The evolution of Lent and the sacraments of initiation


By Father Joe Defrancisco

The liturgical season of Lent was introduced in the early centuries of the newly emerging Christian community as a means of preparing adult converts for the celebration of the sacraments of initiation, which included baptism by immersion, final anointing in the Holy Spirit, and culminating in the celebration of Eucharist. The spiritual emphasis of this 40-day period was to focus the life of prayer, meditation and charity on the need for full and personal conversion to the faith, the church and Jesus Christ. This conversion was three-fold: moral conversion, as a mandate to give up pagan and worldly attractions to sin and vice; religious conversion, as an invitation to grow beyond Judaism or prior religious disciplines, in favor of a new covenant sealed in the blood of Christ; and spiritual conversion, as a vow to live and grow in Christian community, fully celebrating the sacramental life, and through the sacraments extending the love, presence and the power of Christian community to embrace the poor, marginalized and victimized of those suffering under Roman rule.

Tom Prior
Father Chuck Adam offers Taylor Stewart her first Communion during a 2016 Easter Mass at St. Ambrose University in Davenport. Father DeFrancisco’s Lenten reflection this week focuses on the sacraments of initiation.

After the peace of Constantine and the work of the Council of Nicea in 325, a free and renewed Christianity introduced a new focus for what would become a “universal” Catholic community. The practice of using Lent as a proximate preparation for baptism continued for another two centuries. Gradually, alongside the catachumens, all Christians were invited to embrace the 40 days of Lent as a means of purification from sin, diminishing or conquering any and all serious obstacles to true growth in love and the Christian spiritual life, as a means of spiritual preparation for the celebration of the paschal mystery — Jesus’ dying and rising to new life. Since Christians were already baptized and living the full sacramental life, the spiritual shift from conversion to interior transformation and purification re-formed the ideals and goals of Lent. Through the re-institution of the Right of Christian Initiation (RCIA) in Vatican II, the theology of these “rites of conversion” strengthened the process of interior spiritual growth, comprehensive catechesis, prayerful support of the local faith community and full immersion into the eucharistic community, the body of Christ. Furthermore, the post-Vatican II church has charged both newly baptized and apostolic parish communities to strengthen full life in the Holy Spirit, sustained evangelization, and eucharistic life that more aggressively addresses the plight of suffering humanity, defined by liberation theologians, bishops and the magisterial proclamations of the past five popes as “preferential option for the poor.”
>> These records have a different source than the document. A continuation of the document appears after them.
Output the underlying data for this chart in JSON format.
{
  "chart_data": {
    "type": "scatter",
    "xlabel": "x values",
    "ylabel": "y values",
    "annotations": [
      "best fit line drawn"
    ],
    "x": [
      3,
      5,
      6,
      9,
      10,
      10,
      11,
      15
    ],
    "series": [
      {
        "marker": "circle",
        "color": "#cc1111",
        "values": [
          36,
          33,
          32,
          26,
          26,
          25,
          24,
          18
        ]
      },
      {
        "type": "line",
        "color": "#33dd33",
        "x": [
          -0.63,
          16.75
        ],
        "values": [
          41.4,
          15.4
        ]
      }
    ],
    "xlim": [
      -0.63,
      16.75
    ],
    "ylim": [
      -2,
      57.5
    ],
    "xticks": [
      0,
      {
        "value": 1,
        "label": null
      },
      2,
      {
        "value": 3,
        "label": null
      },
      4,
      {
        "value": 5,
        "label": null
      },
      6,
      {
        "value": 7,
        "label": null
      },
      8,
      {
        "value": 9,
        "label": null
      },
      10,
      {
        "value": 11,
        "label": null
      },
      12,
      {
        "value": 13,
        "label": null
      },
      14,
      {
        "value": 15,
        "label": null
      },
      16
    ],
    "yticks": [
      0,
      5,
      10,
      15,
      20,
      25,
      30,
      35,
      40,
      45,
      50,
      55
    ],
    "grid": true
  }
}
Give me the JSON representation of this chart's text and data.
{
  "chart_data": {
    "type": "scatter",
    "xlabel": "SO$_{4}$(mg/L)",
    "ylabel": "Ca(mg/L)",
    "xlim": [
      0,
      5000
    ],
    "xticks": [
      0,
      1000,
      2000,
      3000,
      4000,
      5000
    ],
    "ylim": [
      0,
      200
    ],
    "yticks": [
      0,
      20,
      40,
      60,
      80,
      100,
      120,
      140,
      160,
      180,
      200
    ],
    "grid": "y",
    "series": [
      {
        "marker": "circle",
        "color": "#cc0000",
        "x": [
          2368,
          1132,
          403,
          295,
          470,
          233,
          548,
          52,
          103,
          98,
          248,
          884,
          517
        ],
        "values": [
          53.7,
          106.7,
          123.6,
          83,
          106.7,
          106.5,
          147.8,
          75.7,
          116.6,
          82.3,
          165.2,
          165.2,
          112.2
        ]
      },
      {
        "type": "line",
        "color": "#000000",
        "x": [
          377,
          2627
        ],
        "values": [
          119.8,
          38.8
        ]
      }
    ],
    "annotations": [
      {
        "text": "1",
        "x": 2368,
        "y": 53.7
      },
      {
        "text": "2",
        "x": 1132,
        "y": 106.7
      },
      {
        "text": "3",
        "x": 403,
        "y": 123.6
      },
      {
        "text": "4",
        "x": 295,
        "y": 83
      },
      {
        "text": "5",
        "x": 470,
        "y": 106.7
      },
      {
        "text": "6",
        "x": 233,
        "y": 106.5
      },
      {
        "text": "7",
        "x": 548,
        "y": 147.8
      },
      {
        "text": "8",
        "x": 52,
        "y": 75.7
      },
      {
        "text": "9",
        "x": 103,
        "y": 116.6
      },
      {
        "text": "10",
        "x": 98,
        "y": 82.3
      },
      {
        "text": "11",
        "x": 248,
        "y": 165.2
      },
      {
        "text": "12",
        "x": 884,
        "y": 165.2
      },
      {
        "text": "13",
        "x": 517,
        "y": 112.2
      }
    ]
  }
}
Now that we have traced the evolution of Lent in relationship to the sacraments of initiation and the universal call to “holiness” in and through the eucharistic community, we should note that it was the theological advances of the Constitution on the Liturgy (Sacrosanctum Concilium) that fused the sacramental life of the church and particularly its liturgical rites with the primary mission of the church being the building up the Kingdom of God in peace, justice and charity. Through baptism Christians are anointed and empowered to participate in and minister the “first fruits of Christ’s redemptive death and resurrection. It was Christ’s will that future disciples share in the work of salvation within the whole body of Christ, his church. Within the liturgical life of the church, Christians “are prepared to do the works of justice, grow to the fullness of holiness, so that the completion of the Kingdom of God may be achieved and Jesus the Lord may be all things to all people”(S.C.III, 6). The Council Fathers have outlined a more detailed mandate for the church’s mission for peace and justice in the “Pastoral Constitution of the Church in the Modern World.” Christian justice is defined as the church’s “solidarity” with and ministry of compassion for the various forms of poverty, suffering, hope-less-ness, abuse and violence found in the full humanity of the world. It is not enough to acknowledge social injustices and violence against humanity, nor propose simple solutions to complex problems. Rather, the church teaches emphatically that Christians are to be Christ’s presence in the face of social, political, moral and economic disintegration by embodying within their lives the healing, reconciling, loving and compassionate heart of Christ. As Christians share in the fullness of Christ’s body through sacraments, the celebration and ritualizing of those sacraments become the graced empowerment for mission to a broken and sinful world.


(Fr. Joseph DeFrancisco, S.T.D., is a professor of theology and pastoral studies at St. Ambrose University in Davenport.)